How to find electrostatic interaction energy?

[gracy]

Did you notice the bold letters?

 

[jbriggs444]

I noticed them but discounted them because they were meaningless and substituted "electrostatic potential energy" in their place.

 

[jbriggs444]

If you re-read this thread, you may notice that in post #8, gneill said (paraphrasing), "with conducting spheres, it's complicated and not intuitive". That is an extremely strong hint that you cannot blindly apply the formula $PE = k\frac{q_1 q_2}{r}$ to the case of two charged conducting spheres.

What you could do would be to use the formula $PE = k\frac{q_1 q_2}{r}$ and integrate it over a distribution of charges on the two charged spheres, searching for the distribution that gives the lowest possible result. But that is more easily said than done.

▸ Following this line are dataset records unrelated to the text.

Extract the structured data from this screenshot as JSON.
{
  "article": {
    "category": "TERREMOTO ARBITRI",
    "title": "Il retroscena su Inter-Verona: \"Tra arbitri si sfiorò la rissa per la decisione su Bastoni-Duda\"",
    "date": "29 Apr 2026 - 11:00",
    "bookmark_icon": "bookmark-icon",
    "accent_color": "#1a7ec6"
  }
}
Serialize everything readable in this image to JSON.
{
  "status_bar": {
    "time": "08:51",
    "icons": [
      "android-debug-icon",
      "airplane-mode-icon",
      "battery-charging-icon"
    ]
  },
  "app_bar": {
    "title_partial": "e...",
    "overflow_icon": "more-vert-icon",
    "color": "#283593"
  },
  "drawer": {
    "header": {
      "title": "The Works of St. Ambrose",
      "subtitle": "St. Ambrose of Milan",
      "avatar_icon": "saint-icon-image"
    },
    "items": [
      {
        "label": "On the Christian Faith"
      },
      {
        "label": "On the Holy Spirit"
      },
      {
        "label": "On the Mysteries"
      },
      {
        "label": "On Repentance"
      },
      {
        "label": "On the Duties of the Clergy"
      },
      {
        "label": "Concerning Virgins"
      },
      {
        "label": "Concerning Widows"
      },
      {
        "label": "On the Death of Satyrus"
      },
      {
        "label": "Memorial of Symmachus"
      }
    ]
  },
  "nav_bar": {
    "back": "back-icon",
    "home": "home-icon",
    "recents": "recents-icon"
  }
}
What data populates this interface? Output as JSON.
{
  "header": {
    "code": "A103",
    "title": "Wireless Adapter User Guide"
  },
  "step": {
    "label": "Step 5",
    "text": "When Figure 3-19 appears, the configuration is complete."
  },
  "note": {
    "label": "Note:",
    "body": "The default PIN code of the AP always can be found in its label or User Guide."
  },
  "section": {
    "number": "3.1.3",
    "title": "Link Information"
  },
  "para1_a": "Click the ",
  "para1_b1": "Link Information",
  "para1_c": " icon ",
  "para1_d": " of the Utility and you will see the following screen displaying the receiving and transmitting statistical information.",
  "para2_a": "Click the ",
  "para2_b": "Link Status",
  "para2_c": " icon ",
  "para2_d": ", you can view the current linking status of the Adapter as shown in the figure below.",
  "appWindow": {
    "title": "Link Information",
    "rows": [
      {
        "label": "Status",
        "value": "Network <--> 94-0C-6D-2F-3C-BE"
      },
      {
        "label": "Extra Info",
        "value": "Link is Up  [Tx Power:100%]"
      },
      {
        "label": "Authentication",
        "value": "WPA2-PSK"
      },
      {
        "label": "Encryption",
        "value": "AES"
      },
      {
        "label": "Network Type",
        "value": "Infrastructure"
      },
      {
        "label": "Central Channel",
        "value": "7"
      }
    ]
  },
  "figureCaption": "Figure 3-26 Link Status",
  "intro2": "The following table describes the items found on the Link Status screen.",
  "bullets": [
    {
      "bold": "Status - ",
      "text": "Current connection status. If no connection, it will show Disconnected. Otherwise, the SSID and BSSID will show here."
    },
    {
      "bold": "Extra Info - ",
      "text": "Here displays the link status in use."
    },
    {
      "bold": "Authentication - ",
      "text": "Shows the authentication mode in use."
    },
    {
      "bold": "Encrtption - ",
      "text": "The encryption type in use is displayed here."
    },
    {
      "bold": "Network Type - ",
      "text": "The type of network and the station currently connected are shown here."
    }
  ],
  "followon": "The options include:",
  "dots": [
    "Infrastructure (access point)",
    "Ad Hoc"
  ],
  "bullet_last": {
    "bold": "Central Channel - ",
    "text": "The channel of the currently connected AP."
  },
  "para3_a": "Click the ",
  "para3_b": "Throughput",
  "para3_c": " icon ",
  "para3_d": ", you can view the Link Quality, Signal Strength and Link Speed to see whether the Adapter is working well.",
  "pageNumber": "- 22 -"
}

Edit: There is a tricky piece in that process. We had assumed that you are concerned only with the potential energy of the two charged objects in relation to each other and not with the potential energy of each objects's charge distribution with itself. But the minimization process described above must take into account each object's own self potential energy. That means that the result depends on exactly what question you want answered.

Edit: Unless I am mistaken, it gets even worse in the case of more than two bodies because one might be faced with the possibility of multiple local minima. A naive optimization approach based on incremental relaxation may not lead to the global minimum.

 

[gracy]

how he took interaction energy between charge q and a charged sphere

 

[jbriggs444]

how he took interaction energy between charge q and a charged sphere

Without looking at that video -- did he assume a conducting sphere? Or, instead, a sphere with a spherically symmetric charge distribution?

 

[gracy]

he took uniformly charged shell

 

[jbriggs444]

he took uniformly charged shell

Which means that it has nothing to do with the question you asked in post #29.

 

[gracy]

you mean we can use that formula for system of uniformly charged shell +charge q but not for system of uniformly charged sphere +charge q ?

 

[jbriggs444]

The distinction is between "uniformly charged" and "conducting". They are contradictory conditions if there is an external field.

Have you read responses #4, #6, #8 and #20?